2017-06-20

Beyond the truth



Li Yizhong


The Romanian films have been out of the Chinese audience’s sight for a long time. The 20th International Film Festival has invited the famous Romanian director Cristian Mungiu to chair the International Jury of the Golden Goblet Awards. His renowned works 4 Months, 3 Weeks and 2 Days and Graduation have presented a calm yet stern style of mirroring social life and criticizing reality. The nomination for the Golden Goblet Awards this year – The Third Chance, directed by Catalin Saizescu who also comes from Romania, can be deemed as another approach to displaying the same style.

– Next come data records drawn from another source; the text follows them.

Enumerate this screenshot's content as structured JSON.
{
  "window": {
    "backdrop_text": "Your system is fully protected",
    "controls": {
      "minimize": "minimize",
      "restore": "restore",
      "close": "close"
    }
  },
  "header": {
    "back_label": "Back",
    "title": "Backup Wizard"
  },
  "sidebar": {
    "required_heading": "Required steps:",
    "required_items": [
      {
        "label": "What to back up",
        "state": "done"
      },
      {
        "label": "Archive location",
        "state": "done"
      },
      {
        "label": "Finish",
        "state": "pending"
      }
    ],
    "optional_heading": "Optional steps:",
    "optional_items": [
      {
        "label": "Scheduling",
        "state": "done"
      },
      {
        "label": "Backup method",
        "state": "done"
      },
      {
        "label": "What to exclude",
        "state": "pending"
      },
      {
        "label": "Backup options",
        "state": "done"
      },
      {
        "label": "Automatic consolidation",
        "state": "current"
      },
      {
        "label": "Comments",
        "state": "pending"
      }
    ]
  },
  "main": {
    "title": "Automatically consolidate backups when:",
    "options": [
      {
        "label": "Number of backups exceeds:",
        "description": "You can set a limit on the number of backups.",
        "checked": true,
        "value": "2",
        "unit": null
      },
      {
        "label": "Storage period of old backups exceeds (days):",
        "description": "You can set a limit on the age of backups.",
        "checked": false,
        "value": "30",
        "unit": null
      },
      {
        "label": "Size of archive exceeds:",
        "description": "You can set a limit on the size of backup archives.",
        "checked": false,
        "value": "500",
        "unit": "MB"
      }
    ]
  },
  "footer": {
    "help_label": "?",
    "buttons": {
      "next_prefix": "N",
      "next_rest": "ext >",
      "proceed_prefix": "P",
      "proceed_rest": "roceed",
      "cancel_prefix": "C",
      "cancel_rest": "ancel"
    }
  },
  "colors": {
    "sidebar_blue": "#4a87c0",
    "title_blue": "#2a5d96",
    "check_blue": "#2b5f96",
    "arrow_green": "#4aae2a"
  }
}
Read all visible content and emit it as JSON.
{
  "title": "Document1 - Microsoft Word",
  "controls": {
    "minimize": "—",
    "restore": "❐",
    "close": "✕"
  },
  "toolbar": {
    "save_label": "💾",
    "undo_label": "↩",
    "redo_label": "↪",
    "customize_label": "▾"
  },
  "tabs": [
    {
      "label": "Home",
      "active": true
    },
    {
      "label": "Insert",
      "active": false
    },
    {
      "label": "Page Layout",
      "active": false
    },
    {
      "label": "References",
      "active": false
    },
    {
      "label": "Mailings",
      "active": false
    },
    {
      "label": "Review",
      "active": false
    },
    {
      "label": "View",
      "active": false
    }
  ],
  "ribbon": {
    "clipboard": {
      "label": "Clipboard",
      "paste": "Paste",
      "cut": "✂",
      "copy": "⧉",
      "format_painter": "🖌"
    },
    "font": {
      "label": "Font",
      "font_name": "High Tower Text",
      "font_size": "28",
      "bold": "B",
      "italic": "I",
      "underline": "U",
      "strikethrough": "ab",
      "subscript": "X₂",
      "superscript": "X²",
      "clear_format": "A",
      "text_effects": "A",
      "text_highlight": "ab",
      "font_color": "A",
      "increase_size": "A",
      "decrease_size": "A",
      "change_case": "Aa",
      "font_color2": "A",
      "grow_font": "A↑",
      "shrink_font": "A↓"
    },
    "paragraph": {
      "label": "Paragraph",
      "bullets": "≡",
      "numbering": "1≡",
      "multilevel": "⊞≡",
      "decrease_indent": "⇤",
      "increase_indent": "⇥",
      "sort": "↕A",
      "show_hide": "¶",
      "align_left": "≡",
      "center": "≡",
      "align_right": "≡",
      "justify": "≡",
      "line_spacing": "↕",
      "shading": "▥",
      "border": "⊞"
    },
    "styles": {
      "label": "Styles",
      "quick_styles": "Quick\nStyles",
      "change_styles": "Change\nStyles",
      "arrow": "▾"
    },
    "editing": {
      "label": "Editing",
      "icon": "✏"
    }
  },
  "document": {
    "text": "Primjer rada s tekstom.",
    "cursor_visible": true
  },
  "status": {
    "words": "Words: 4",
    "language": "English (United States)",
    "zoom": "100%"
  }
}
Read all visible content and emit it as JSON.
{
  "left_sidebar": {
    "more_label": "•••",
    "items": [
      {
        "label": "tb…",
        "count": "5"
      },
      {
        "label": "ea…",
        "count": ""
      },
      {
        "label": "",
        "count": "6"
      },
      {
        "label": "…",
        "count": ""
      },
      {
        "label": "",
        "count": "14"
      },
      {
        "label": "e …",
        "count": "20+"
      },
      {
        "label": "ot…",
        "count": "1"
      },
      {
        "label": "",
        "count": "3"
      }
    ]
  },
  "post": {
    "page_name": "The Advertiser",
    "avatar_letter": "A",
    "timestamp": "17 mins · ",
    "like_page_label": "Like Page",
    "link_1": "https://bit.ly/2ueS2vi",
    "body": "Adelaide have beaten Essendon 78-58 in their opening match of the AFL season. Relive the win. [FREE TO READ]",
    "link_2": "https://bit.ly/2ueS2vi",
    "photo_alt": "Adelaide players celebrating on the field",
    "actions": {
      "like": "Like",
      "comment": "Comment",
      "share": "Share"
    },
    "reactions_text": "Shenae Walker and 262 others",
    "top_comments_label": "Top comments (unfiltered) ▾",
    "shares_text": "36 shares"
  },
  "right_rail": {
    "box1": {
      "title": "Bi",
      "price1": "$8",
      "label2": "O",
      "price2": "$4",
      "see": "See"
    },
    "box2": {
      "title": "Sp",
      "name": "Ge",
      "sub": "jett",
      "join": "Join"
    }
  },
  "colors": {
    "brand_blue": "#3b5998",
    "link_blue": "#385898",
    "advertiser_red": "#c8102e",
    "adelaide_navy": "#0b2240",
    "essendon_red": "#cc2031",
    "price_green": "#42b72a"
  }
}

The caption at the end of The Third Chance reads, the film is based on a fire accident happening in a hospital in 2010. Nowadays, emergency incidents take place from time to time, and the local media always end their report on them with “The cause of the incident is under investigation”. This film was shot afterwards, where the director reproduced the cause and consequence of the entire event. In terms of narration, the movie is divided into three space-times. First is the suppositive space-time, which presupposes that a camera is there when the fire happens, and objectively records the process of the nurse who has been on duty for over ten hours successively leaves the NICU for the restroom, fails to discover and put out the origin of fire in the old appliance, resulting in the death of the infants. The second space-time is about the fire fighters putting out the fire and saving victims, and the patients and families survived panicking at the gate of the hospital. The highlight here is the director’s management on figurants. He utilized the documentary techniques to capture their reactions and vividly created the pressing atmosphere of the fire scene. The last space-time is the police and prosecution start the investigation. The investigators all show up in bust back, with the two sides asking and answering interchangeably. Here, the characters have not constituted any dramatic conflict; it’s more like some kind of original evidence acquiring. In front of the camera, the accountable persons recount their stories respectively: the electrician has his own saying, the nurse shows her remorse, and the administrators put endless excuses. The truth comes out at the end: a series of small-probability hidden dangers accumulate and finally break out and those involved have received mild sentences. A lot of scenes linger in the audience’s minds: the two fire fighters who first enter the building see the burnt baby incubators, frightened and sorrowful; the father, too sad to cry, brings the body of his baby home, and says to the reporter: “We didn’t see our baby when he was born, but now we see him…” The documentary disaster film managed to teach the audience a lesson on life.